The death of my Mother tossed me into a place that was dark, and cold, and painful. So much pain that I became numb. I lost my sense of direction. I lost my sense of feeling and caring. I walked this earth as me, but lived in a land of no real feelings or real interest.

Prior to Mother's death, I was on the road to anyplace all of the time. The children and Mother were the center of my life. No one could touch me. I was flying high. I was on a career path. Money was not an object. I was climbing the ladder of success, and at a rapid pace. Life was good.

Then Mother died. Oh how quickly I tumbled down the road of despair. How out of control I became as there was nothing on this earth that could make me feel happy. Nothing or no one could give me back my joy. I was not out of control because I controlled everything around me. I said I was happy and acted the way I thought demonstrated that I was happy. I laughed when I was supposed to, and cried on cue. I was stuck in time, and I could not find my way backward or forward.

One day in a professional's office, I heard the words "It is not what you are eating, but what is eating you." Uncontrollable laughter erupted from my lips. I wanted to stop, but could not. I wanted to be angry, but was not. I had a glimpse of the truth. Since Mother's death, I have gained a lot of weight. Nothing I did helped me to lose it. I was bound and destined to die of obesity and all of its associated illnesses. I was deathly afraid of reaching 300 pounds, and yet I was eating my way toward that dreaded 300 pounds and death.

I went to see a nutritionist. This was my last opportunity to stop the weight gain. After talking for an hour or so, answering this question and that question and back and forth, she uttered those dreadfully funny words "It is not what you are eating, but what is eating you." How dare her say those words. Nothing is eating me. I am in control.

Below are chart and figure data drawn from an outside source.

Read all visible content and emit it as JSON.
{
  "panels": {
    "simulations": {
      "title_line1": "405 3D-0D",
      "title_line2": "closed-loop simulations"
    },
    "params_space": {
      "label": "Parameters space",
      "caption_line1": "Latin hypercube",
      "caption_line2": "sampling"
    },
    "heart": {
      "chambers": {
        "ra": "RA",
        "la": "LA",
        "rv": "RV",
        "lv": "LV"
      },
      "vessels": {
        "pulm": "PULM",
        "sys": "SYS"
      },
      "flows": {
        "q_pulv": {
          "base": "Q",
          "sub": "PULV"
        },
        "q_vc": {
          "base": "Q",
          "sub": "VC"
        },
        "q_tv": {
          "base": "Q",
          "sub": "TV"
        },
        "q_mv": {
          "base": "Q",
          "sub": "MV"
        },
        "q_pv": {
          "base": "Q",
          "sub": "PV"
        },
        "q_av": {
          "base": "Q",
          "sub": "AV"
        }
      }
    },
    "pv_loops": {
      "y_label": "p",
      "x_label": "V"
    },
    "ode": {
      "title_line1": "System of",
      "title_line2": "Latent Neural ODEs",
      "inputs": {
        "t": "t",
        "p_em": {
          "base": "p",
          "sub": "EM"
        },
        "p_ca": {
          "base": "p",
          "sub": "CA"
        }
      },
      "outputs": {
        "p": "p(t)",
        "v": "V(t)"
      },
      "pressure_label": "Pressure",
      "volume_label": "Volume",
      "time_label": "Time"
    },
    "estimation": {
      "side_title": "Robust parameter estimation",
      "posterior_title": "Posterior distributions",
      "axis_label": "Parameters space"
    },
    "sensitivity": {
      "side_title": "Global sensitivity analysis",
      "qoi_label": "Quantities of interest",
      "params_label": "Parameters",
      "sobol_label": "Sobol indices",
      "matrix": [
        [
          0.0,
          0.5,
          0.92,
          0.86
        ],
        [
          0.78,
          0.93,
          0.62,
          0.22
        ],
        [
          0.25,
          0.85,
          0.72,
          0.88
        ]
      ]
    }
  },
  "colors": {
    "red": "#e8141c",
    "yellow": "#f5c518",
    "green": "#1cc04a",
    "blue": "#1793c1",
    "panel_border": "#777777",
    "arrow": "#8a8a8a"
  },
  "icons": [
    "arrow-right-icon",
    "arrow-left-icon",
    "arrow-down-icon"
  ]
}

Weeks later, those words were still haunting me. I went on vacation, and those words came with me. In the peace and quiet of the mountains, and the beauty of the countryside, I finally allowed those words to take root and grow. I looked deep inside of me, and allowed the pain of my Mother's death return, and return it did. I felt the very moment when I knew she had left me. I felt the pain of seeing her lying on that bed with no more life inside of her. I ached all over with the grief I felt knowing that she would never breathe again, and I rolled all over the floor remembering them lowering her coffin into the cold cold ground. Oh God, I felt the pain. I felt the hurt. I felt the lie that she had told me about never leaving me, and yet there she was, leaving me forever! How could she? How could I go on living without her? Did I even want to go on living?

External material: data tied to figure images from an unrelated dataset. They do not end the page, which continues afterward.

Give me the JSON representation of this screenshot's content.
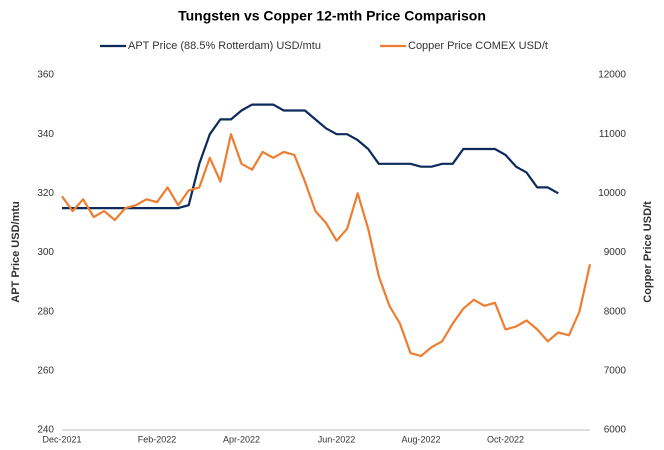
{
  "chart_data": {
    "type": "line",
    "title": "Tungsten vs Copper 12-mth Price Comparison",
    "y_label": "APT Price USD/mtu",
    "y2_label": "Copper Price USD/t",
    "categories": [
      "Dec-2021",
      null,
      null,
      null,
      null,
      null,
      null,
      null,
      null,
      "Feb-2022",
      null,
      null,
      null,
      null,
      null,
      null,
      null,
      "Apr-2022",
      null,
      null,
      null,
      null,
      null,
      null,
      null,
      null,
      "Jun-2022",
      null,
      null,
      null,
      null,
      null,
      null,
      null,
      "Aug-2022",
      null,
      null,
      null,
      null,
      null,
      null,
      null,
      "Oct-2022",
      null,
      null,
      null,
      null,
      null,
      null,
      null,
      null
    ],
    "series": [
      {
        "name": "APT Price (88.5% Rotterdam) USD/mtu",
        "color": "#0d2a5c",
        "axis": "y",
        "values": [
          315,
          315,
          315,
          315,
          315,
          315,
          315,
          315,
          315,
          315,
          315,
          315,
          316,
          330,
          340,
          345,
          345,
          348,
          350,
          350,
          350,
          348,
          348,
          348,
          345,
          342,
          340,
          340,
          338,
          335,
          330,
          330,
          330,
          330,
          329,
          329,
          330,
          330,
          335,
          335,
          335,
          335,
          333,
          329,
          327,
          322,
          322,
          320,
          null,
          null,
          null
        ]
      },
      {
        "name": "Copper Price COMEX USD/t",
        "color": "#ed7d31",
        "axis": "y2",
        "values": [
          9950,
          9700,
          9900,
          9600,
          9700,
          9550,
          9750,
          9800,
          9900,
          9850,
          10100,
          9800,
          10050,
          10100,
          10600,
          10200,
          11000,
          10500,
          10400,
          10700,
          10600,
          10700,
          10650,
          10200,
          9700,
          9500,
          9200,
          9400,
          10000,
          9400,
          8600,
          8100,
          7800,
          7300,
          7250,
          7400,
          7500,
          7800,
          8050,
          8200,
          8100,
          8150,
          7700,
          7750,
          7850,
          7700,
          7500,
          7650,
          7600,
          8000,
          8800
        ]
      }
    ],
    "ylim": [
      240,
      360
    ],
    "yticks": [
      240,
      260,
      280,
      300,
      320,
      340,
      360
    ],
    "y2lim": [
      6000,
      12000
    ],
    "y2ticks": [
      6000,
      7000,
      8000,
      9000,
      10000,
      11000,
      12000
    ],
    "legend": "top"
  }
}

I remembered as a child how I had promised myself that should my Mother ever die, I would jump into the coffin with her and just die because there would be no more reason to live. I wish I could do that now. I wish I could just drop dead, and not feel this awful pain in my chest, my head, my entire body, but I just could not drop dead. And, they still lowered my Mother into the ground. I could not leave her out there. I did not want to leave her out there. She hated being alone, and now, now she is alone in the ground, and I am supposed to go on living. How can I?

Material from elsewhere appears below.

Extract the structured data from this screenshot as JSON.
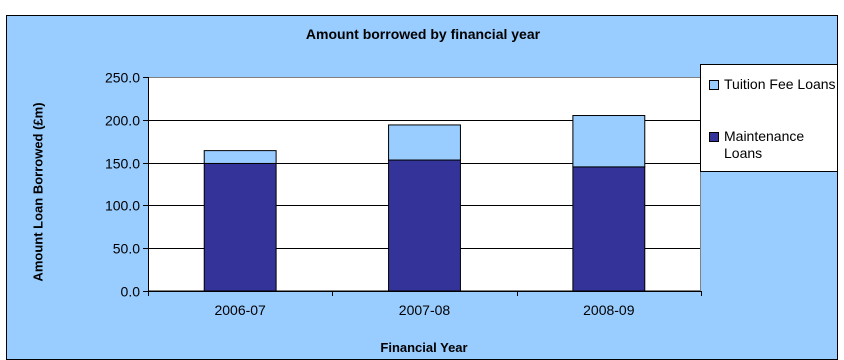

My body is too heavy for me to carry. I can’t stop crying. People think I have lost it. I must pull myself back together. I must regain my control, my strong posture and exterior. My children must not see me completely lose it. Oh God, what am I to do? With that, I bury the pain. I become numb, and I remain that way through the rest of the day. It became my façade, my way of life. I got through that time in my life, and I lived that way for another eighteen years until I heard those words “It is not what you are eating, but what is eating you!” The outburst of laughter broke the facade, and released the pain.